Ekonomik çöküşle yükselen paradoks: Finans kesimi ve diğerleri

YAYINLAMA
GÜNCELLEME

Dr. Mustafa YILDIRAN / Cumhuriyet İİBF

Türk ekonomisinde büyüme tarihi bir çöküşle karşılaştı. Neredeyse tüm reel sektör unsurları çökerken, mali kesim büyümeye devam etmektedir. İlginçlik bu kadarla kalsa normal sayılabilir, dünyada mali kesimde hızlı bir küçülme yaşanırken Türkiye'de büyüme hızlı bir şekilde devam etmektedir. İlginç noktalar arasında Türkiye'de bankacılığı risk seviyesinde olağanüstü bir gelişme yoktur. Bu durum finansal kesimin sağlamlılığı ile açıklanabilir veya çok farklı bir şekilde.

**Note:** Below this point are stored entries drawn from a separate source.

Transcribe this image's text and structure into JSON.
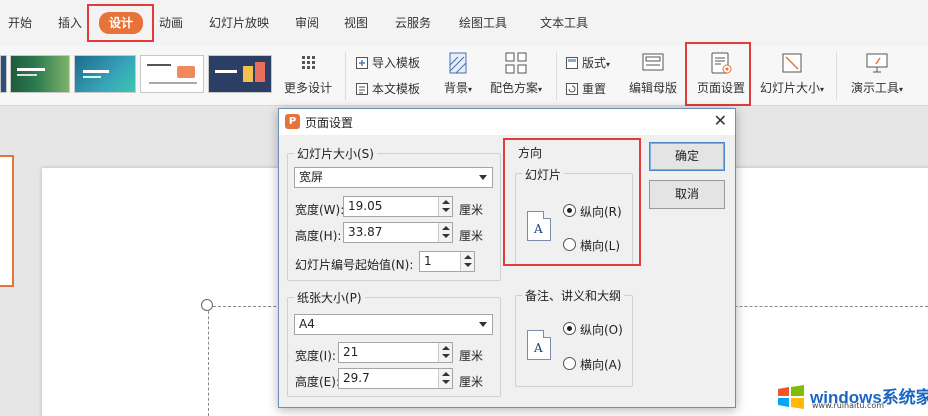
{
  "tabs": [
    "开始",
    "插入",
    "设计",
    "动画",
    "幻灯片放映",
    "审阅",
    "视图",
    "云服务",
    "绘图工具",
    "文本工具"
  ],
  "active_tab": "设计",
  "accent_color": "#e8733a",
  "highlight_color": "#e03c3c",
  "toolbar": {
    "more_designs": "更多设计",
    "import_template": "导入模板",
    "text_template": "本文模板",
    "background": "背景",
    "color_scheme": "配色方案",
    "layout": "版式",
    "reset": "重置",
    "edit_master": "编辑母版",
    "page_setup": "页面设置",
    "slide_size": "幻灯片大小",
    "presenter_tools": "演示工具"
  },
  "dialog": {
    "title": "页面设置",
    "slide_size_group": "幻灯片大小(S)",
    "slide_size_value": "宽屏",
    "width_label": "宽度(W):",
    "width_value": "19.05",
    "height_label": "高度(H):",
    "height_value": "33.87",
    "unit": "厘米",
    "start_number_label": "幻灯片编号起始值(N):",
    "start_number_value": "1",
    "paper_size_group": "纸张大小(P)",
    "paper_size_value": "A4",
    "paper_width_label": "宽度(I):",
    "paper_width_value": "21",
    "paper_height_label": "高度(E):",
    "paper_height_value": "29.7",
    "orientation_group": "方向",
    "slides_subgroup": "幻灯片",
    "portrait": "纵向(R)",
    "landscape": "横向(L)",
    "notes_subgroup": "备注、讲义和大纲",
    "notes_portrait": "纵向(O)",
    "notes_landscape": "横向(A)",
    "slides_orientation": "portrait",
    "notes_orientation": "portrait",
    "doc_icon_letter": "A",
    "ok": "确定",
    "cancel": "取消"
  },
  "watermark": {
    "text": "windows系统家园",
    "url": "www.ruihaitu.com"
  }
}
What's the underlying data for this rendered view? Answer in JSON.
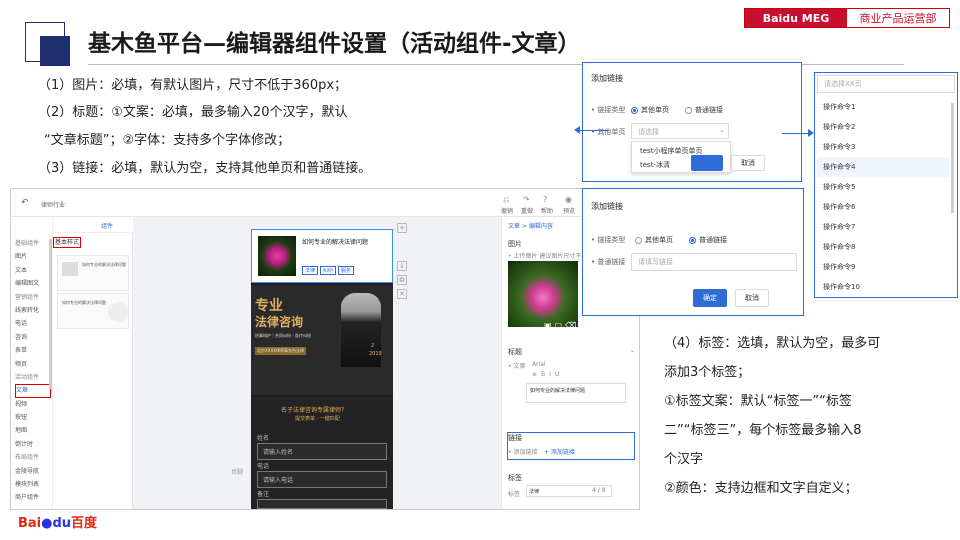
{
  "header": {
    "title": "基木鱼平台—编辑器组件设置（活动组件-文章）",
    "brand_tag": "Baidu MEG",
    "dept_tag": "商业产品运营部"
  },
  "rules": [
    "（1）图片：必填，有默认图片，尺寸不低于360px；",
    "（2）标题：①文案：必填，最多输入20个汉字，默认",
    "“文章标题”；②字体：支持多个字体修改；",
    "（3）链接：必填，默认为空，支持其他单页和普通链接。"
  ],
  "tag_rules": [
    "（4）标签：选填，默认为空，最多可",
    "添加3个标签；",
    "①标签文案：默认“标签一”“标签",
    "二”“标签三”，每个标签最多输入8",
    "个汉字",
    "②颜色：支持边框和文字自定义；"
  ],
  "editor": {
    "industry": "律师行业",
    "toolbar": [
      "撤销",
      "重做",
      "帮助",
      "预览"
    ],
    "tabs": [
      "模板",
      "组件"
    ],
    "categories": [
      {
        "label": "基础组件",
        "h": true
      },
      {
        "label": "图片"
      },
      {
        "label": "文本"
      },
      {
        "label": "编辑图文"
      },
      {
        "label": "营销组件",
        "h": true
      },
      {
        "label": "线索转化"
      },
      {
        "label": "电话"
      },
      {
        "label": "咨询"
      },
      {
        "label": "表单"
      },
      {
        "label": "频页"
      },
      {
        "label": "活动组件",
        "h": true
      },
      {
        "label": "文章",
        "sel": true
      },
      {
        "label": "视频"
      },
      {
        "label": "按钮"
      },
      {
        "label": "地图"
      },
      {
        "label": "倒计时"
      },
      {
        "label": "布局组件",
        "h": true
      },
      {
        "label": "金陵导航"
      },
      {
        "label": "模块列表"
      },
      {
        "label": "商户组件"
      }
    ],
    "style_label": "基本样式",
    "style_caption_1": "如何专业的解决法律问题",
    "style_caption_2": "如何专业的解决法律问题",
    "article_title": "如何专业的解决法律问题",
    "article_tags": [
      "法律",
      "纠纷",
      "服务"
    ],
    "banner_line1": "专业",
    "banner_line2": "法律咨询",
    "banner_sub": "刑事辩护｜合同纠纷｜医疗纠纷",
    "banner_year_top": "2",
    "banner_year": "2019",
    "banner_firm": "北京XXXX律师事务所法律",
    "form_title": "名子法律咨询专属律师？",
    "form_sub": "提交表单 · 一键匹配",
    "form_name_label": "姓名",
    "form_name": "请输入姓名",
    "form_phone_label": "电话",
    "form_phone": "请输入电话",
    "form_extra_label": "备注",
    "canvas_footer": "页脚",
    "breadcrumb": "文章 > 编辑内容",
    "r_image": "图片",
    "r_image_hint": "• 上传图片 建议图片尺寸不小于",
    "r_title": "标题",
    "r_text_label": "• 文案",
    "r_font": "Arial",
    "r_title_text": "如何专业的解决法律问题",
    "r_link": "链接",
    "r_link_label": "• 添加链接",
    "r_link_add": "+ 添加链接",
    "r_tag": "标签",
    "r_tag_label": "标签",
    "r_tag_value": "法律",
    "r_tag_count": "4 / 8"
  },
  "dialog1": {
    "title": "添加链接",
    "type_label": "• 链接类型",
    "opt1": "其他单页",
    "opt2": "普通链接",
    "page_label": "• 其他单页",
    "placeholder": "请选择",
    "options": [
      "test小程序单页单页",
      "test-冰清"
    ],
    "cancel": "取消"
  },
  "dialog2": {
    "title": "添加链接",
    "type_label": "• 链接类型",
    "opt1": "其他单页",
    "opt2": "普通链接",
    "link_label": "• 普通链接",
    "placeholder": "请填写链接",
    "ok": "确定",
    "cancel": "取消"
  },
  "dropdown": {
    "placeholder": "请选择XX页",
    "items": [
      "操作命令1",
      "操作命令2",
      "操作命令3",
      "操作命令4",
      "操作命令5",
      "操作命令6",
      "操作命令7",
      "操作命令8",
      "操作命令9",
      "操作命令10"
    ]
  },
  "footer": {
    "logo_bai": "Bai",
    "logo_du": "du",
    "logo_cn": "百度"
  }
}
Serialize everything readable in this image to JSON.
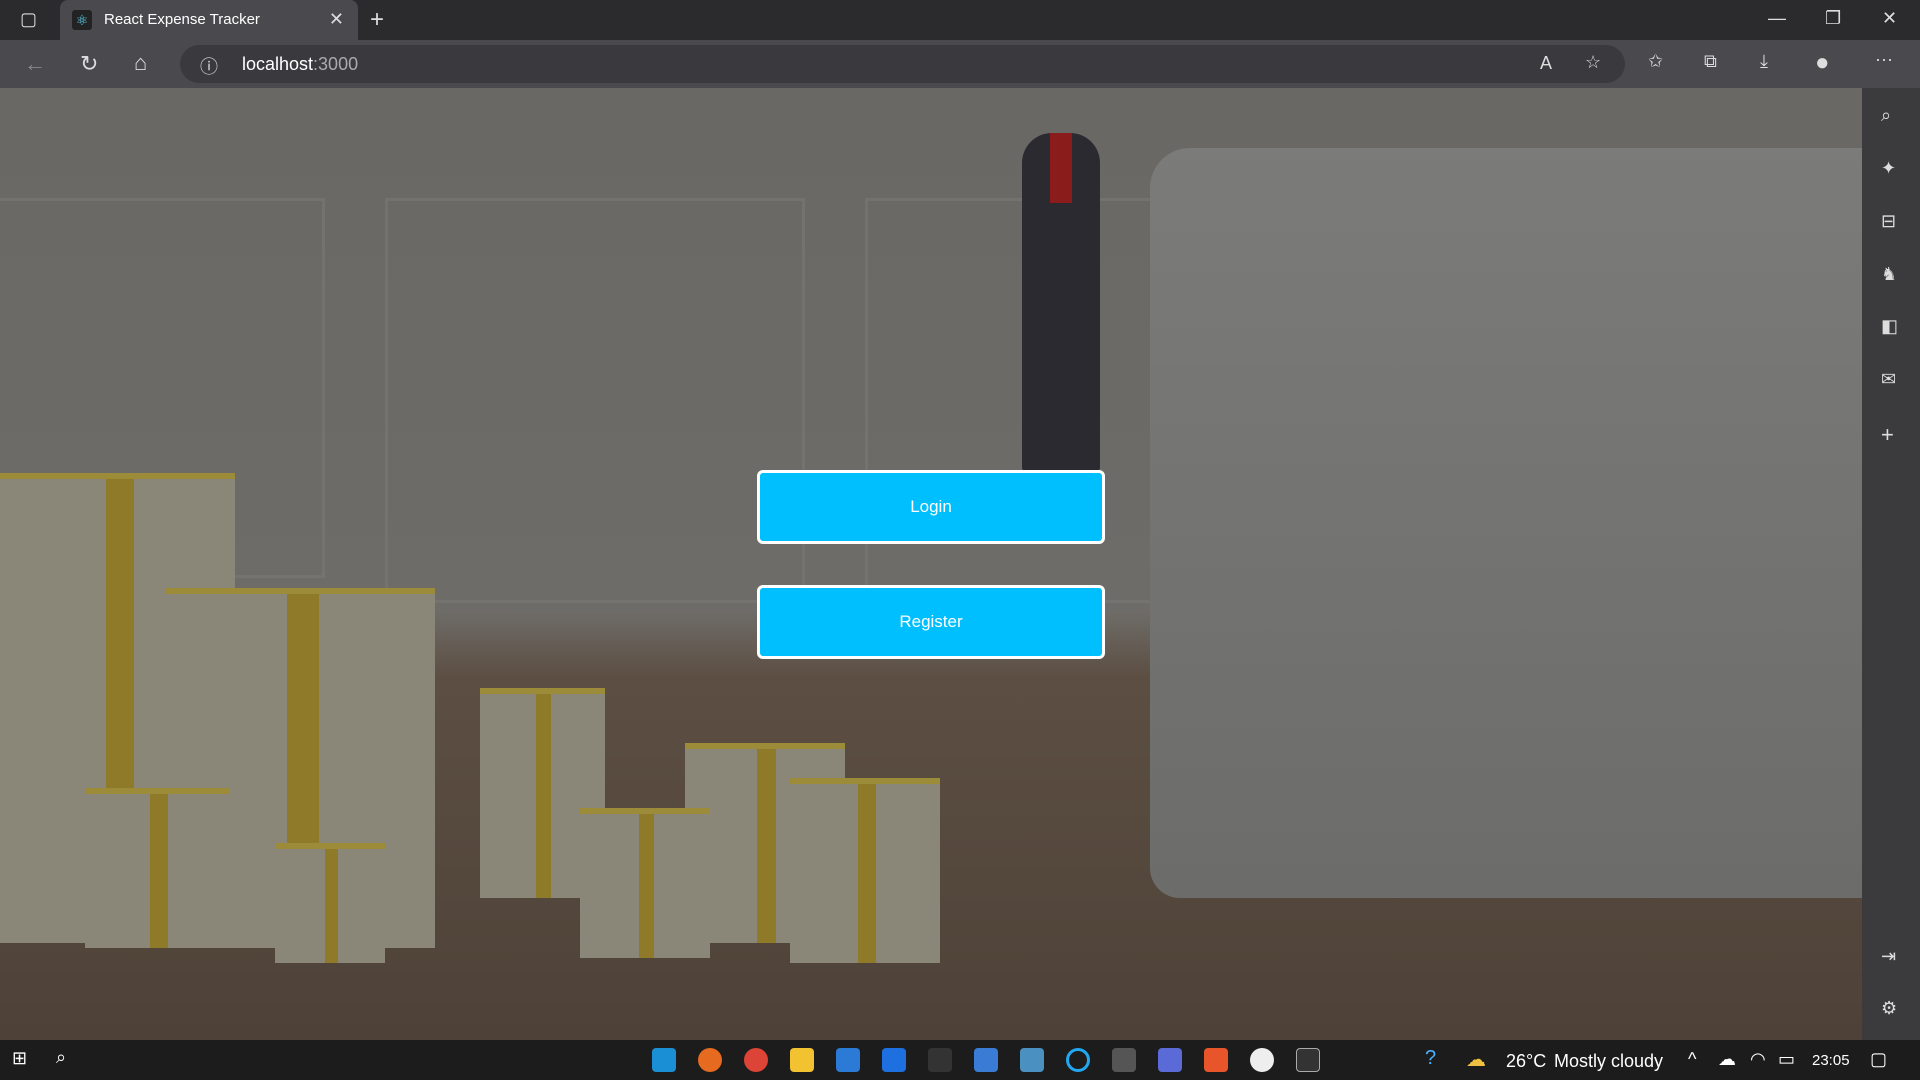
{
  "browser": {
    "tab_title": "React Expense Tracker",
    "url_host": "localhost",
    "url_port": ":3000"
  },
  "page": {
    "login_label": "Login",
    "register_label": "Register"
  },
  "taskbar": {
    "temperature": "26°C",
    "weather": "Mostly cloudy",
    "time": "23:05"
  },
  "colors": {
    "button": "#00bfff",
    "button_border": "#ffffff"
  }
}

Aslında sorun çok farklı. Türkiye'de finansal kesimin yapılandırılması sürecinde reel sektör karşısında pozitif ayrımcılığa tabi tutuldu. Bunun yanı sıra 2001 krizinden önce mali sıkıntısı olmayan bazı bankaların gazete dedikodularına sebep verecek şekilde yabancılaştırılması süreci oluştu. Türk bankacılığında 2004-2007 yılları arasında hızlı bir yabancılaşma meydana geldi. Doğu Avrupa'da gerçekleşen en önemli finans sektöründeki birleşme ve devralmalar Türkiye'de yaşandı. Türkiye'ye giriş yapan bankalar açısından verimli ve karlı bir ülkede kriz döneminde bile sürecek büyüme imkânı elde etti. Hatta zaman zaman yerli bankalarla kredi verme rekabeti yerine, yerli banklarda kredi faiz oranlarının düşük olmasından rahatsız olduklarını kamuoyu ile paylaştılar. Sonuçta, Türk bankacılığına yatırım yapan yabancılar, bugünlerde tüm dünyada sıkıntı içinde olmalarına rağmen, yüksek karlılık ve büyüme trendlerini devam ettirmektedir. Dolayısıyla Türkiye'de reel sektörün içeride ve dışarıda borçluluk seviyesinin artması ve durgunluğa girmesine rağmen, bankaların hala krizin yükünü Türk hazinesine ve iş çevrelerine bıraktığı söylenebilir. Ek olarak kamunun borç yükünün önemli seviyelerde bulunması ve borç çeviriminde bankalara tahvil ve hazine bonosu satışlarına devam etmesi, finans kesimi için riskten uzan kazanç kapısının sürekliliğini sağlamaktadır. Aynı olay reel sektör açısından dışlama (crowding out) etkisi yapmaktadır.

Aslında tüm gelişmeler Türkiye'nin krizden çıkışı için yolu da göstermektedir. Bankacılık kesimindeki yüksek karlar ve büyüme imkânlarının bir kısmı, tulumbaya verilecek kaynak olarak kullanılabilir. Bankacılık kesiminde riskin belirli oranda artışı göze alınarak reel sektörün fonlanması ve mevcut borçlarının yeniden yapılandırılması mümkündür. Devlet borçlanma ile para bulup, reel sektör teşvikleri sağlayarak bütçe açıklarına yol açmak yerine, finans kesimini zorlayıcı düzenlemelerle kredi kanallarının gevşemesini sağlayabilir. Yine yabancı bankaların kriz döneminde yurtdışına doğru mali transfer sağlamalarını yolunu kesecek önlemler alınarak iç piyasaya kredi sağlama yönünde zorlayıcı önlemler alınması mümkün kılar. Böylece reel kesimin nakit döngüsü yeniden tesis edilirse, yatırımlar ve istihdam için yeni gelişme ortamı hazırlanabilir.

Türk ekonomisi 2001'den bu yana finansal kesimi güçlendirmeye yönelik politikalarını, reel kesimin çöküşüne neden olacak şekilde devam ettirmesi zordur. Küresel finansın reel sektörü işleyemez duruma getirdiği gerçeğinin göz önüne alınarak yeniden yapılanmaya gidilmesi hayati bir meseledir.